Phase 2 - Data Manipulation

Using the sandbox data Plaid provides, I went through the process of cleaning up the raw JSON data to isolate needed data points. In order to answer my questions, I will need to track the following transaction data:

  • Date
  • Amount/Balance
  • Name
  • Location
  • Category
 {
      "amount": -500, 
      "category": [
        "Travel", 
        "Airlines and Aviation Services"
      ], 
      "date": "2018-01-24", 
      "location": {
        "address": null, 
        "city": null, 
        "lat": null, 
        "lon": null, 
        "state": null, 
        "store_number": null, 
        "zip": null
      }, 
      "name": "United Airlines", 
      }, 
    }

This week, I worked on importing a JSON file from Plaid, and then using Jupyter Notebook (http://jupyter.org/) to clean up and identify the needed data points. I got so far as pulling out “amounts” and “date” with the intention to plot them in a line graph.

import json
with open('transactions.json') as f:
    data = json.load(f)

transactions = data["transactions"]
amounts = [t["amount"] for t in transactions]
mydates = [datetime.datetime.strptime(t["date"], "%Y-%m-%d") for t in transactions]
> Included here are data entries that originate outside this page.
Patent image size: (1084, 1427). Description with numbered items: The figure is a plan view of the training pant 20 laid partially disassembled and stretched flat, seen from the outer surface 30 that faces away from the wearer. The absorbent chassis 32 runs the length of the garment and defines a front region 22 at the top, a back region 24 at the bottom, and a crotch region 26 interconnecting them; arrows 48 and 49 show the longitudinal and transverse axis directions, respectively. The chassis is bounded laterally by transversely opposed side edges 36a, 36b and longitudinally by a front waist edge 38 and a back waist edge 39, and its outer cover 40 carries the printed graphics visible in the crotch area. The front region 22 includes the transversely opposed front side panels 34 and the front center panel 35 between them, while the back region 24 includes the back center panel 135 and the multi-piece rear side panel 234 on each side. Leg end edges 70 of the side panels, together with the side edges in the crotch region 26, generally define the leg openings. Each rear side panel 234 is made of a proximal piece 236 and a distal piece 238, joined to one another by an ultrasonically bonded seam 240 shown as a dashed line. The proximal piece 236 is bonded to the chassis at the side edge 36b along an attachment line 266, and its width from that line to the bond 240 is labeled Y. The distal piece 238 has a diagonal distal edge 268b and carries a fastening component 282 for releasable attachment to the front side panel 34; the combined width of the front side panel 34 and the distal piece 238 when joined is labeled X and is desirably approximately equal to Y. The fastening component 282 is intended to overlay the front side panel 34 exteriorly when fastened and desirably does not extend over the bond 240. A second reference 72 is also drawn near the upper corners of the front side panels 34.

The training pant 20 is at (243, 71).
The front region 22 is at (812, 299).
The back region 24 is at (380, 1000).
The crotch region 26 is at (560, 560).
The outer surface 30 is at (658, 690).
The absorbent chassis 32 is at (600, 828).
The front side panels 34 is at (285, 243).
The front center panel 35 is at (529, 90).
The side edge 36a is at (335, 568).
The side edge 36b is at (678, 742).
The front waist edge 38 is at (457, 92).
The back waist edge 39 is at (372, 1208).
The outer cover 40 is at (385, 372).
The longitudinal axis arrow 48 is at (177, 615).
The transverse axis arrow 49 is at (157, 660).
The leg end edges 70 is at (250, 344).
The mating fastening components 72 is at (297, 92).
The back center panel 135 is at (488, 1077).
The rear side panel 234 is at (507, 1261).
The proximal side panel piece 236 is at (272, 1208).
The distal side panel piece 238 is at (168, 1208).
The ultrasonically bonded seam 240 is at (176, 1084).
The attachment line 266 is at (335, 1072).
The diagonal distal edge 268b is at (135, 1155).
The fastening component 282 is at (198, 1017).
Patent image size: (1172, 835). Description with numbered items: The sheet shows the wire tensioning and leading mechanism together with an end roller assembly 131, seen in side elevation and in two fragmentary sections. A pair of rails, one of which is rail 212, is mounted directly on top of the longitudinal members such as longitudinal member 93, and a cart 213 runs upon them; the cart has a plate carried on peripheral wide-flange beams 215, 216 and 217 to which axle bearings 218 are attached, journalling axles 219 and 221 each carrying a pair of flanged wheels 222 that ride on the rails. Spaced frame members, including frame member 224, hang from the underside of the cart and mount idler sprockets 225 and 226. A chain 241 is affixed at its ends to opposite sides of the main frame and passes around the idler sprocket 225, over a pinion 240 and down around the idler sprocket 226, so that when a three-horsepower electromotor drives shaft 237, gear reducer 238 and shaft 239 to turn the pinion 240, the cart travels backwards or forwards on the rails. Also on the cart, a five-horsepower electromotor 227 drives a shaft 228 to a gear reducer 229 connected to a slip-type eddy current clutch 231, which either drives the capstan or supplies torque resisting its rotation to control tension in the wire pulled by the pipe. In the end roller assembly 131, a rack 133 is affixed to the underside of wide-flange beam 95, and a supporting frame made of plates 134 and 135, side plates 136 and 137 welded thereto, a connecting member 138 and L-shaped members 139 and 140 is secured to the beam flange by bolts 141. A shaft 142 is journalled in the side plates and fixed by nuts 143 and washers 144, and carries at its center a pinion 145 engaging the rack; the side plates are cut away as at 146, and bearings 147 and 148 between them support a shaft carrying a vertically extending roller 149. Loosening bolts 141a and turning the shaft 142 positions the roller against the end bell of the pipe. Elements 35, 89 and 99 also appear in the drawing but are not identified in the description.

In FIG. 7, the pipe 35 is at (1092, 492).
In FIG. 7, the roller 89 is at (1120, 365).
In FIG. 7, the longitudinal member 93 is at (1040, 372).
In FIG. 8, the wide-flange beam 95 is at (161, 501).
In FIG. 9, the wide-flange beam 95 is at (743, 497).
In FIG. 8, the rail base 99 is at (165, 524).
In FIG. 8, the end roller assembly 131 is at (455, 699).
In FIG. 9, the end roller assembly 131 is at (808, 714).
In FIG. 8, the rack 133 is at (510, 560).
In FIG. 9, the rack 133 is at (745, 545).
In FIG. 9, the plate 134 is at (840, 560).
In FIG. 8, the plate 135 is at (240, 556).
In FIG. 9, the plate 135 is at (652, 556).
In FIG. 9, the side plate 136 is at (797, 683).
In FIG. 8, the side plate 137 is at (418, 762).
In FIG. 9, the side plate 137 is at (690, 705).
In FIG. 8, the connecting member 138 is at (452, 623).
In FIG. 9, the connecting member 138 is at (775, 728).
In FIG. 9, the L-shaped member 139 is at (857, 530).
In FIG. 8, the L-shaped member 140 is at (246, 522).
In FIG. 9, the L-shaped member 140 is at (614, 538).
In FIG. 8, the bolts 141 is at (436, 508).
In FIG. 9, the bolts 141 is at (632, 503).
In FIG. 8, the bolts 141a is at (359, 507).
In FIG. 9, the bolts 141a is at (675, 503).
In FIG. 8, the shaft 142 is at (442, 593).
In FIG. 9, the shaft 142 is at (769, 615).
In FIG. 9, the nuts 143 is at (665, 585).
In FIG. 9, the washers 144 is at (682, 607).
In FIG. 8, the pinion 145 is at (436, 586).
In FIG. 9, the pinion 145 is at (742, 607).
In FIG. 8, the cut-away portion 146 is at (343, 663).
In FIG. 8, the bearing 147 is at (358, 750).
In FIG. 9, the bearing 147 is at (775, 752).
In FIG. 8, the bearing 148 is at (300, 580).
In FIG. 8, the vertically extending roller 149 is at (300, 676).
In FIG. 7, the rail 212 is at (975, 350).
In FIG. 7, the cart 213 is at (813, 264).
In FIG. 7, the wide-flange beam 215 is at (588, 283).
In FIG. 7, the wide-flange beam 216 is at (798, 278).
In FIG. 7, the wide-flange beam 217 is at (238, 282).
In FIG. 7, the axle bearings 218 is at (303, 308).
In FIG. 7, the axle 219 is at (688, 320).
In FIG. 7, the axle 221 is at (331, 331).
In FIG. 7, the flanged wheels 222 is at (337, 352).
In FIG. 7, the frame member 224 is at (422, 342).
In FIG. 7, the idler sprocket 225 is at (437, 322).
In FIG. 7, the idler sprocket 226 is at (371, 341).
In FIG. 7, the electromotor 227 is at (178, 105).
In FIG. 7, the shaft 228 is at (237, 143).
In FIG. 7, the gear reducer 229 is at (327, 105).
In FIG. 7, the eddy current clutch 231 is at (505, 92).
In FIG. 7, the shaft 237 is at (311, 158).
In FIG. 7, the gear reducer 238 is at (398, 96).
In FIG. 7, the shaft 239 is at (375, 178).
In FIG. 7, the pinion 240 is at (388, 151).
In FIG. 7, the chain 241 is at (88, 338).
Phase 3 - Data Visualization

I also plan on using Jupyter to organize and plot my data but did not get to it this week. Before plotting, I need to first design the graphs/charts I intend on using to analyze my financial data.

Phase 4 - Data Analysis

The fourth phase is the actual analysis of my data for reflective insights. I imagine there will a bit of trial and error getting the right charts for visualization, which will probably bring me to tweaking phase 2 and 3.

@auremoser
Copy link

Very cool, +1 to everything Joey said here. Plaid seems like a cool app, others like Mint also let you export your data and import from your bank and various financial services, there are some limited visualizations but it's actually mostly useful because of the data export functionality, and the fact that it aggregates from banks, cc and other financial services online.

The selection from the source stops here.